Cheniere Energy has launched an open season for a new pipeline to connect growing gas production in Oklahoma’s emerging STACK and SCOOP plays to the U.S. Gulf Coast and southeast markets—including LNG takeaway capacity, the company said on Friday.
Cheniere subsidiary Midship Pipeline Company is seeking additional shippers to join the heavyweight-rich trio that has already signed on: Devon Energy, Marathon Oil and Gulfport Energy.
IHS Markit recently stated that with promising economics and comparatively low acreage prices, SCOOP and STACK could be “the next growth wedge” for U.S. operators.
Devon, which plans to spend US$750 million on STACK resource development this year, calls it “one of the best emerging development plays in North America.”
Marathon plans to spend at least one-third of its $2 billion US capital budget this year on STACK development, with Oklahoma’s strategic objectives occupying its first call on capital.
Gulfport entered the SCOOP play in late 2016 with the US$1.85-billion acquisition of 46,400 acres of access.
The new Midship pipeline would carry up to 1.4 billion cubic feet per day across 200 miles, including a 36-inch diameter mainline, several laterals, compressor stations and interconnects.

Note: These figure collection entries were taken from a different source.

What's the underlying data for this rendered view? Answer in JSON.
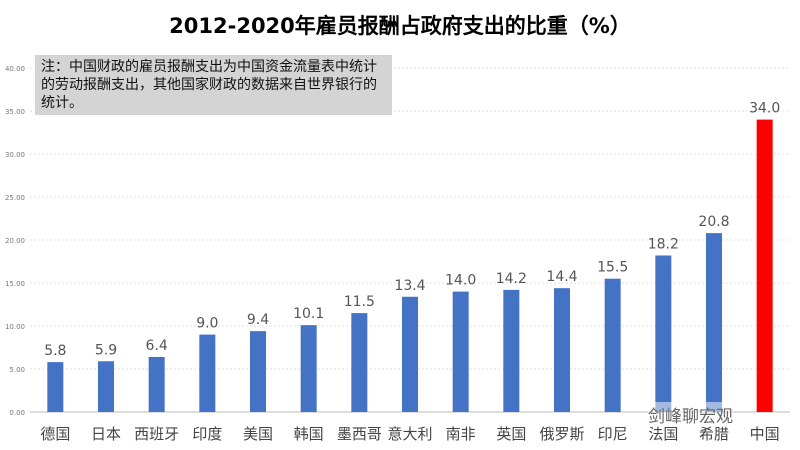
{
  "chart_data": {
    "type": "bar",
    "title": "2012-2020年雇员报酬占政府支出的比重（%）",
    "categories": [
      "德国",
      "日本",
      "西班牙",
      "印度",
      "美国",
      "韩国",
      "墨西哥",
      "意大利",
      "南非",
      "英国",
      "俄罗斯",
      "印尼",
      "法国",
      "希腊",
      "中国"
    ],
    "values": [
      5.8,
      5.9,
      6.4,
      9.0,
      9.4,
      10.1,
      11.5,
      13.4,
      14.0,
      14.2,
      14.4,
      15.5,
      18.2,
      20.8,
      34.0
    ],
    "data_labels": [
      "5.8",
      "5.9",
      "6.4",
      "9.0",
      "9.4",
      "10.1",
      "11.5",
      "13.4",
      "14.0",
      "14.2",
      "14.4",
      "15.5",
      "18.2",
      "20.8",
      "34.0"
    ],
    "ylim": [
      0,
      40
    ],
    "yticks": [
      "0.00",
      "5.00",
      "10.00",
      "15.00",
      "20.00",
      "25.00",
      "30.00",
      "35.00",
      "40.00"
    ],
    "grid": true,
    "colors": {
      "default": "#4472c4",
      "highlight": "#ff0000"
    },
    "highlight_category": "中国"
  },
  "note": "注：中国财政的雇员报酬支出为中国资金流量表中统计的劳动报酬支出，其他国家财政的数据来自世界银行的统计。",
  "watermark": "剑峰聊宏观"
}
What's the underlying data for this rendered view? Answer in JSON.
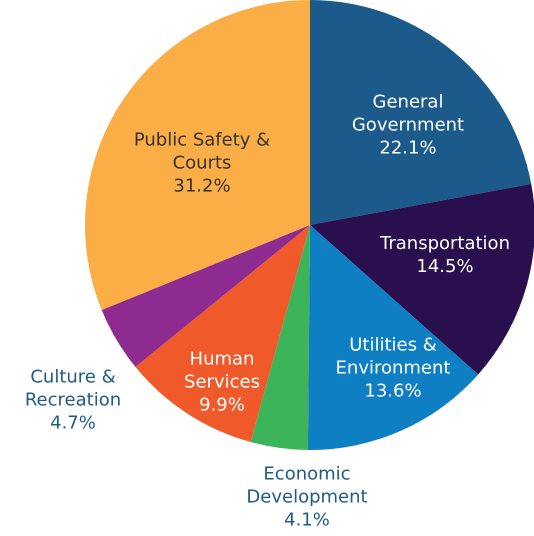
{
  "chart_data": {
    "type": "pie",
    "categories": [
      "General Government",
      "Transportation",
      "Utilities & Environment",
      "Economic Development",
      "Human Services",
      "Culture & Recreation",
      "Public Safety & Courts"
    ],
    "values": [
      22.1,
      14.5,
      13.6,
      4.1,
      9.9,
      4.7,
      31.2
    ],
    "value_labels": [
      "22.1%",
      "14.5%",
      "13.6%",
      "4.1%",
      "9.9%",
      "4.7%",
      "31.2%"
    ],
    "colors": [
      "#1b5a8a",
      "#2a0f4f",
      "#0f7fc4",
      "#3cb55a",
      "#f05a2b",
      "#8e2b91",
      "#fbae45"
    ]
  }
}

STACK and SCOOP have contributed to Oklahoma’s oil production growing from 5,818 bbls/d in March 2012 to 12,789 bbls/d in October 2016, and natural gas production growing from 1.85 mmcf/d in 2013 to 2.3 mmcf/d in 2015, according to data from the U.S. Energy Information Administration.

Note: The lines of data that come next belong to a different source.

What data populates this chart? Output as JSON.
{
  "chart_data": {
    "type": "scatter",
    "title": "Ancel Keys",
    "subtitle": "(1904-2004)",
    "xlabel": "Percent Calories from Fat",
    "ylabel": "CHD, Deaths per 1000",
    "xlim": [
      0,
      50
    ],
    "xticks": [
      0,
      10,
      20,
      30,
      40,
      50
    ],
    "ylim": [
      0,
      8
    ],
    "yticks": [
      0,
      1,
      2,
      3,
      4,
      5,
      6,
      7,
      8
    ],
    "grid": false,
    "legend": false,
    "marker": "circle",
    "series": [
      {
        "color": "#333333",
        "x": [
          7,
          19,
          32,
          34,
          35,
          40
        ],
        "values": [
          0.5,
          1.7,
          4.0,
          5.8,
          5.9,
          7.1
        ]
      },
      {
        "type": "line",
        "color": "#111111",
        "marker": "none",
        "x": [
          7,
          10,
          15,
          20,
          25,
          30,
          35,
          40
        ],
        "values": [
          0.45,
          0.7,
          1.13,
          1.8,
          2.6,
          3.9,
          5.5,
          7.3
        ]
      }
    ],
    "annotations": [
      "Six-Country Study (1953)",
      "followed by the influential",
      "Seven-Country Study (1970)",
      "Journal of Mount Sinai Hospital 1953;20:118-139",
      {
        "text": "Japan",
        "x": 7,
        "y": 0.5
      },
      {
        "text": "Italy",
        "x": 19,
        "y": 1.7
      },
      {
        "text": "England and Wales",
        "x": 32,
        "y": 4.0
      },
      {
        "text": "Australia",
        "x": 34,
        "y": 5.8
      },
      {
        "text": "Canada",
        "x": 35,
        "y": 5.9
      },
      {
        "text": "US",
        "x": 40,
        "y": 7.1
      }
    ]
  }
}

"We are pleased to help facilitate a market solution to STACK and SCOOP producers as they continue to make exciting progress in this important resource basin," Cheniere CEO Jack Fusco said in a statement.
"Not only will the Midship Project help meet the Anadarko Basin's need for additional natural gas takeaway and serve demand along the Gulf Coast, it also demonstrates the uniquely integrated market solution Cheniere can provide by leveraging our LNG platform along the entire value chain."